With that said, here is a look at the six (!) vacancies in the Southeastern Conference now that the smoke has (mostly) cleared.
FLORIDA: The firing of Jim McElwain, who seemed as if he’d burned out at midseason this year, was unavoidable. Dan Mullen, who comes with plenty of SEC experience from years as a Gator assistant and then a Mississippi State head coach, is a solid choice. The question is whether Mullen is a championship coach who was constrained by some of the economics and recruiting demographics in Starkville, or whether he is just “solid” and not “special.” So it’s not a grand slam, but I’d call it a solid double.
OLE MISS: The fans didn’t want to fire Hugh Freeze (see “ethics” and “NCAA” exceptions above) but seem to have enough sense to realize that trying to sell the job to someone without knowing the dispensation of the NCAA case was like trying to sell someone a car by showing them a crayon drawing of a car. Thus, interim Matt Luke is a way of settling on decent, reliable transportation until you can get things squad away at the bank. The players like him, he did a nice job of holding things together when quarterback Shea Patterson was injured, he won the Egg Bowl and he deserves a shot as much as anyone Ole Miss could have persuaded with more money. No grand slam, but call it an intentional walk.
MISSISSIPPI STATE: Didn’t fire Mullen, he walked. Trying to replicate the formula that worked before — hire a hot name from the assistant ranks — seems to be the route here.

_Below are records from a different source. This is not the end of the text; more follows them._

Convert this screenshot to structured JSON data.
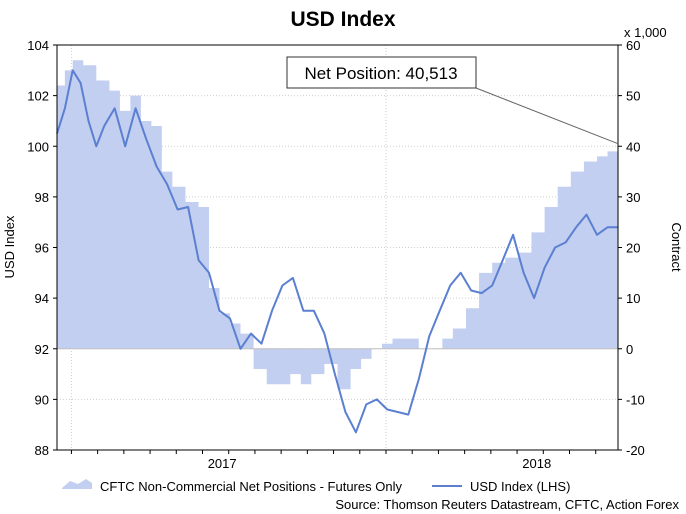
{
  "chart_data": {
    "type": "area",
    "title": "USD Index",
    "left_axis": {
      "label": "USD Index",
      "range": [
        88,
        104
      ],
      "ticks": [
        "88",
        "90",
        "92",
        "94",
        "96",
        "98",
        "100",
        "102",
        "104"
      ]
    },
    "right_axis": {
      "label": "Contract",
      "unit_note": "x 1,000",
      "range": [
        -20,
        60
      ],
      "ticks": [
        "-20",
        "-10",
        "0",
        "10",
        "20",
        "30",
        "40",
        "50",
        "60"
      ]
    },
    "x_ticks": [
      "2017",
      "2018"
    ],
    "x_range_months": [
      0,
      21.4
    ],
    "annotation": {
      "text": "Net Position: 40,513",
      "x": 21.4,
      "y": 40.5
    },
    "series": [
      {
        "name": "CFTC Non-Commercial Net Positions - Futures Only",
        "kind": "area",
        "axis": "right",
        "color": "#c3cff0",
        "x": [
          0,
          0.3,
          0.6,
          1.0,
          1.5,
          2.0,
          2.4,
          2.8,
          3.2,
          3.6,
          4.0,
          4.4,
          4.9,
          5.4,
          5.8,
          6.2,
          6.6,
          7.0,
          7.5,
          8.0,
          8.5,
          8.9,
          9.3,
          9.7,
          10.2,
          10.7,
          11.2,
          11.6,
          12.0,
          12.4,
          12.8,
          13.3,
          13.8,
          14.2,
          14.7,
          15.1,
          15.6,
          16.1,
          16.6,
          17.1,
          17.6,
          18.1,
          18.6,
          19.1,
          19.6,
          20.1,
          20.6,
          21.0,
          21.4
        ],
        "values": [
          52,
          55,
          57,
          56,
          53,
          51,
          47,
          50,
          45,
          44,
          35,
          32,
          29,
          28,
          12,
          7,
          5,
          3,
          -4,
          -7,
          -7,
          -5,
          -7,
          -5,
          -3,
          -8,
          -4,
          -2,
          0,
          1,
          2,
          2,
          0,
          0,
          2,
          4,
          8,
          15,
          17,
          18,
          19,
          23,
          28,
          32,
          35,
          37,
          38,
          39,
          40.5
        ]
      },
      {
        "name": "USD Index (LHS)",
        "kind": "line",
        "axis": "left",
        "color": "#5b7fd1",
        "x": [
          0,
          0.3,
          0.6,
          0.9,
          1.2,
          1.5,
          1.8,
          2.2,
          2.6,
          3.0,
          3.4,
          3.8,
          4.2,
          4.6,
          5.0,
          5.4,
          5.8,
          6.2,
          6.6,
          7.0,
          7.4,
          7.8,
          8.2,
          8.6,
          9.0,
          9.4,
          9.8,
          10.2,
          10.6,
          11.0,
          11.4,
          11.8,
          12.2,
          12.6,
          13.0,
          13.4,
          13.8,
          14.2,
          14.6,
          15.0,
          15.4,
          15.8,
          16.2,
          16.6,
          17.0,
          17.4,
          17.8,
          18.2,
          18.6,
          19.0,
          19.4,
          19.8,
          20.2,
          20.6,
          21.0,
          21.4
        ],
        "values": [
          100.5,
          101.5,
          103.0,
          102.5,
          101.0,
          100.0,
          100.8,
          101.5,
          100.0,
          101.5,
          100.3,
          99.2,
          98.5,
          97.5,
          97.6,
          95.5,
          95.0,
          93.5,
          93.2,
          92.0,
          92.6,
          92.2,
          93.5,
          94.5,
          94.8,
          93.5,
          93.5,
          92.6,
          91.0,
          89.5,
          88.7,
          89.8,
          90.0,
          89.6,
          89.5,
          89.4,
          90.8,
          92.5,
          93.5,
          94.5,
          95.0,
          94.3,
          94.2,
          94.5,
          95.5,
          96.5,
          95.0,
          94.0,
          95.2,
          96.0,
          96.2,
          96.8,
          97.3,
          96.5,
          96.8,
          96.8
        ]
      }
    ],
    "legend": [
      {
        "label": "CFTC Non-Commercial Net Positions - Futures Only",
        "kind": "area"
      },
      {
        "label": "USD Index (LHS)",
        "kind": "line"
      }
    ],
    "legend_position": "bottom",
    "source": "Source: Thomson Reuters Datastream, CFTC, Action Forex",
    "grid": true
  },
  "colors": {
    "area": "#c3cff0",
    "line": "#5b7fd1",
    "grid": "#cfcfcf",
    "zero_line": "#c0c0c0"
  }
}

ARKANSAS: Bret Bielema couldn’t outrun his SEC record. The Razorbacks seem to be waiting before wading into the hiring fray for some reason.

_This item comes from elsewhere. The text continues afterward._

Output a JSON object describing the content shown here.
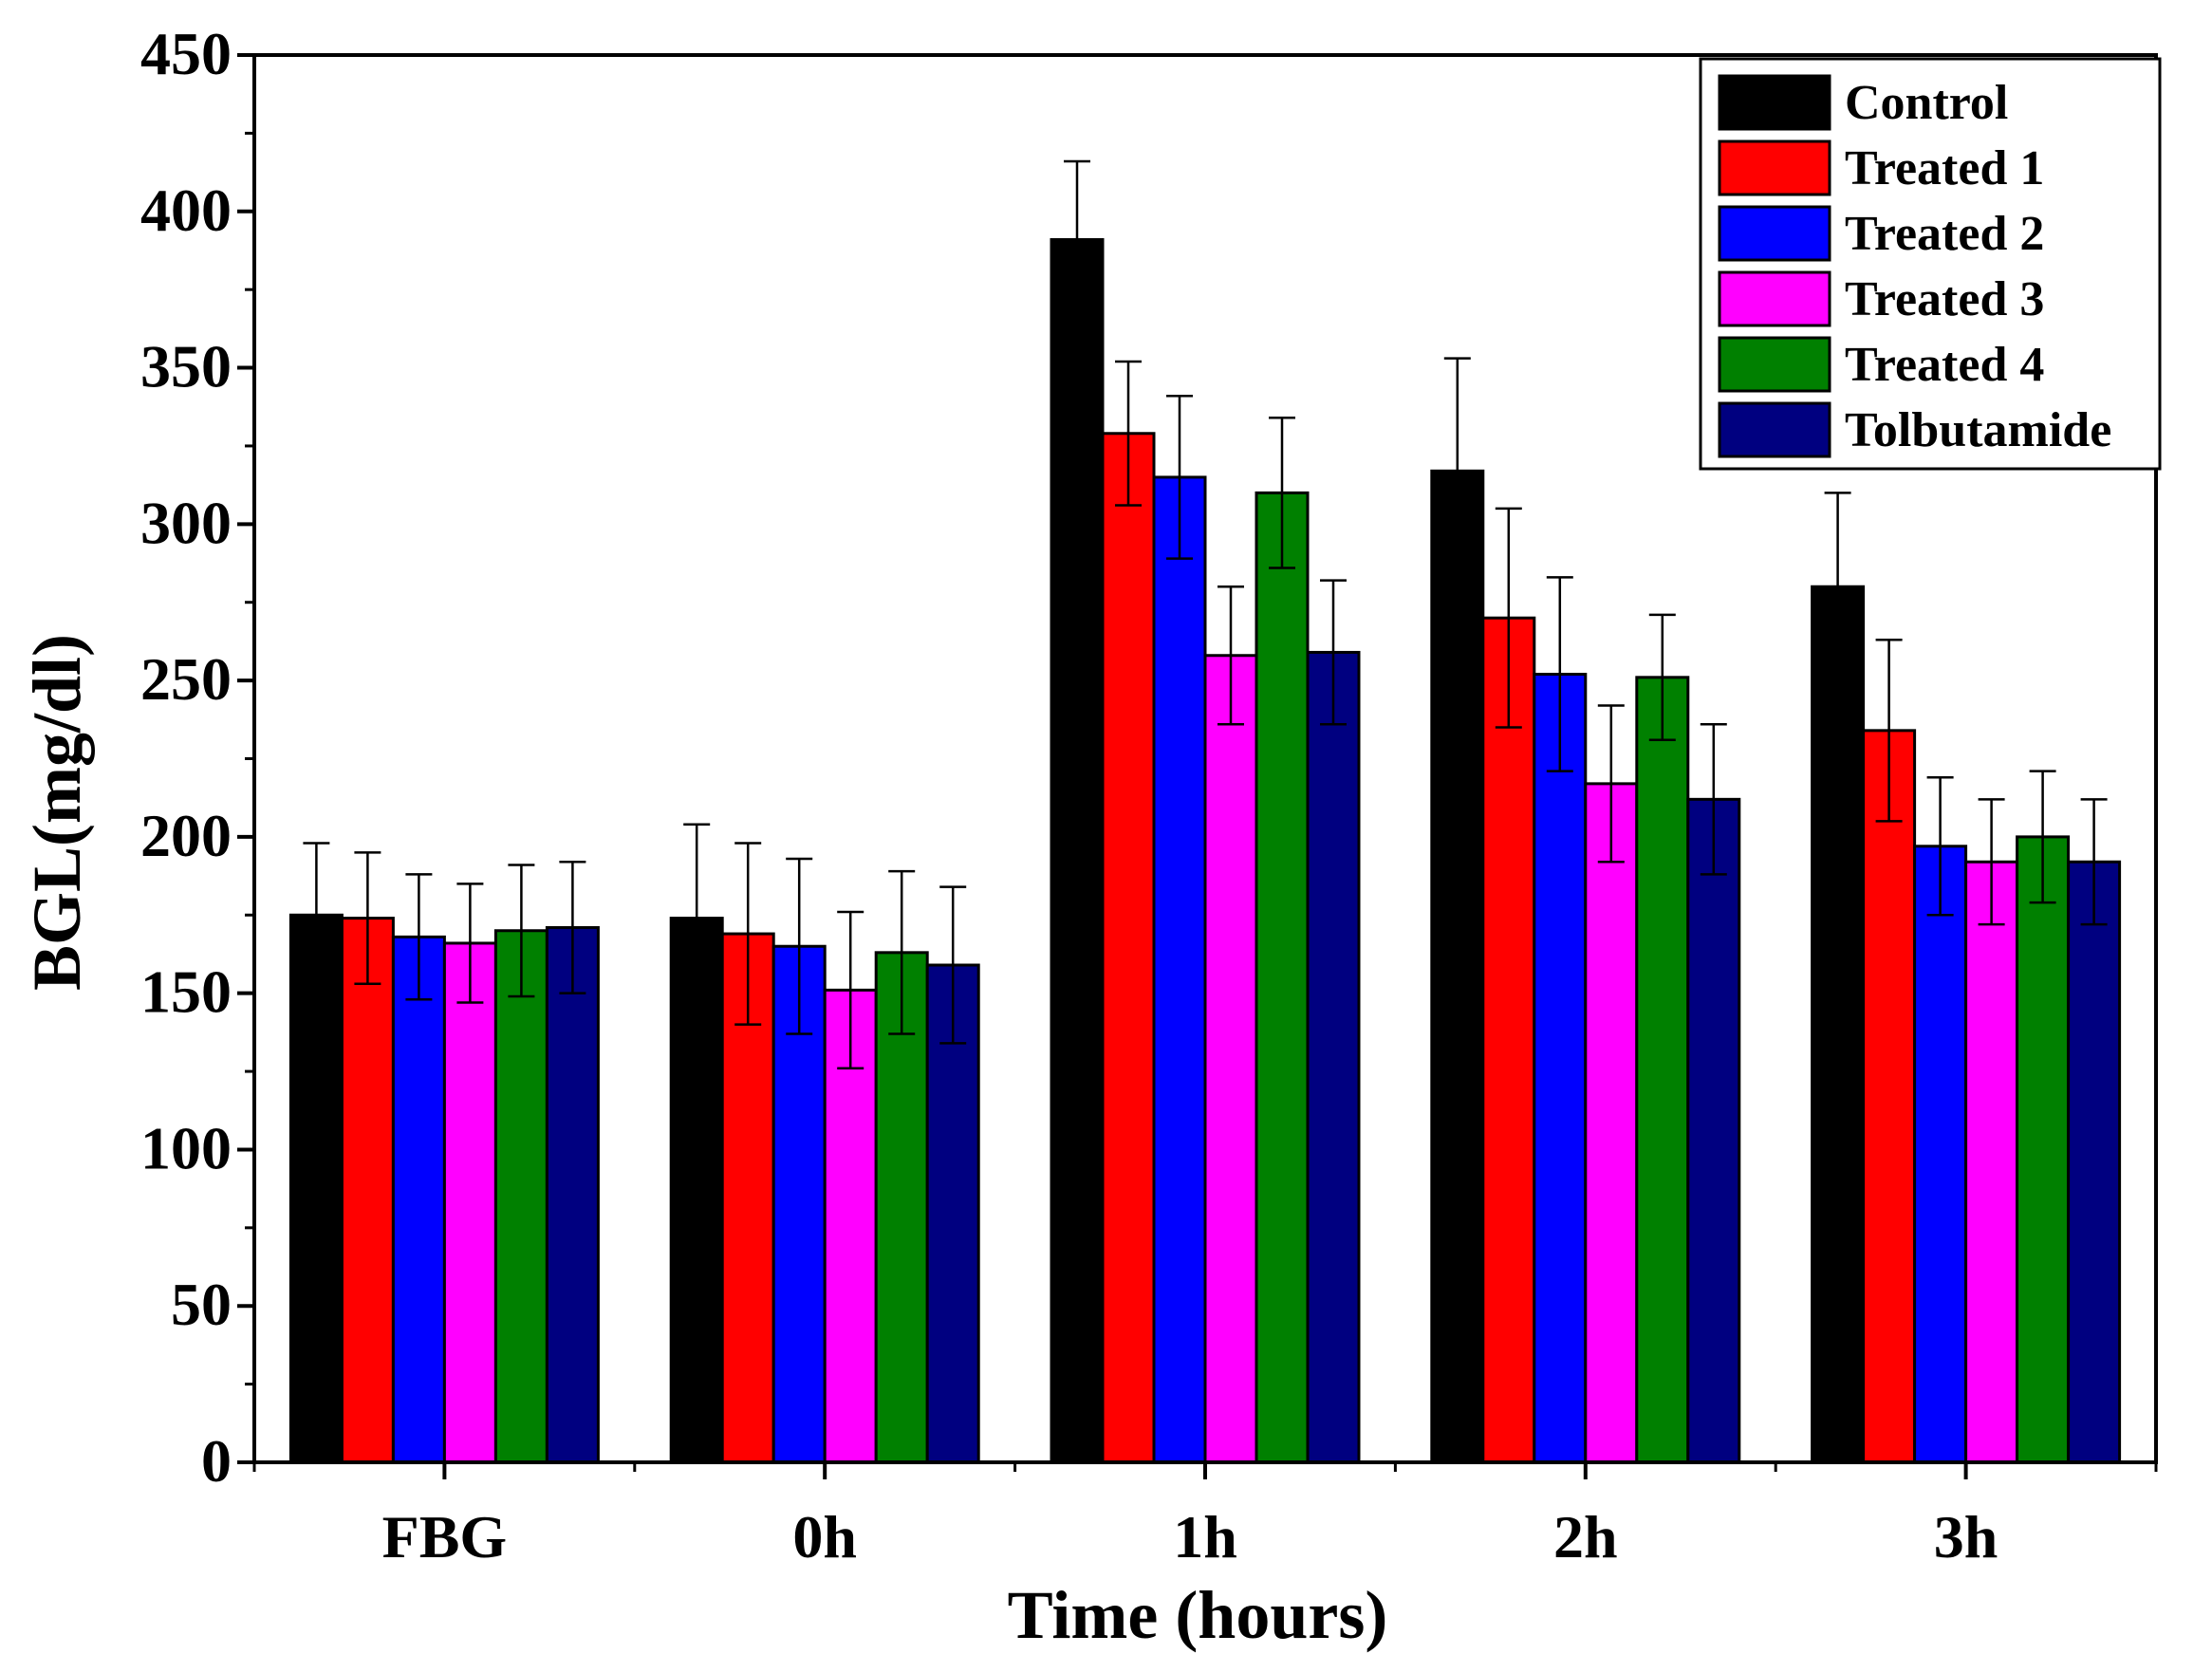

TEXAS A&M: Kevin Sumlin was a really good September-October coach. Aggies are swinging for the fences on FSU’s Jimbo Fisher so they can be good from November on.
TENNESSEE: In this coach-hiring circus, Orange is the lowest-hanging fruit. They’ve been bashed, largely for spending the half-season that elapsed after Butch Jones’ fate was sealed lusting after Jon Gruden, then botching the near-hiring of former Rutgers coach Greg Schiano who was unwanted because of his career record, or a connection to the Penn State scandal, or both. I will not pretend to judge the motives of the mutinous fans that scuttled Schiano. I will note that the latest move seems to be for a “family” hire off the Phil Fulmer tree, which sounds like a shallow fly to left field, not a grand slam.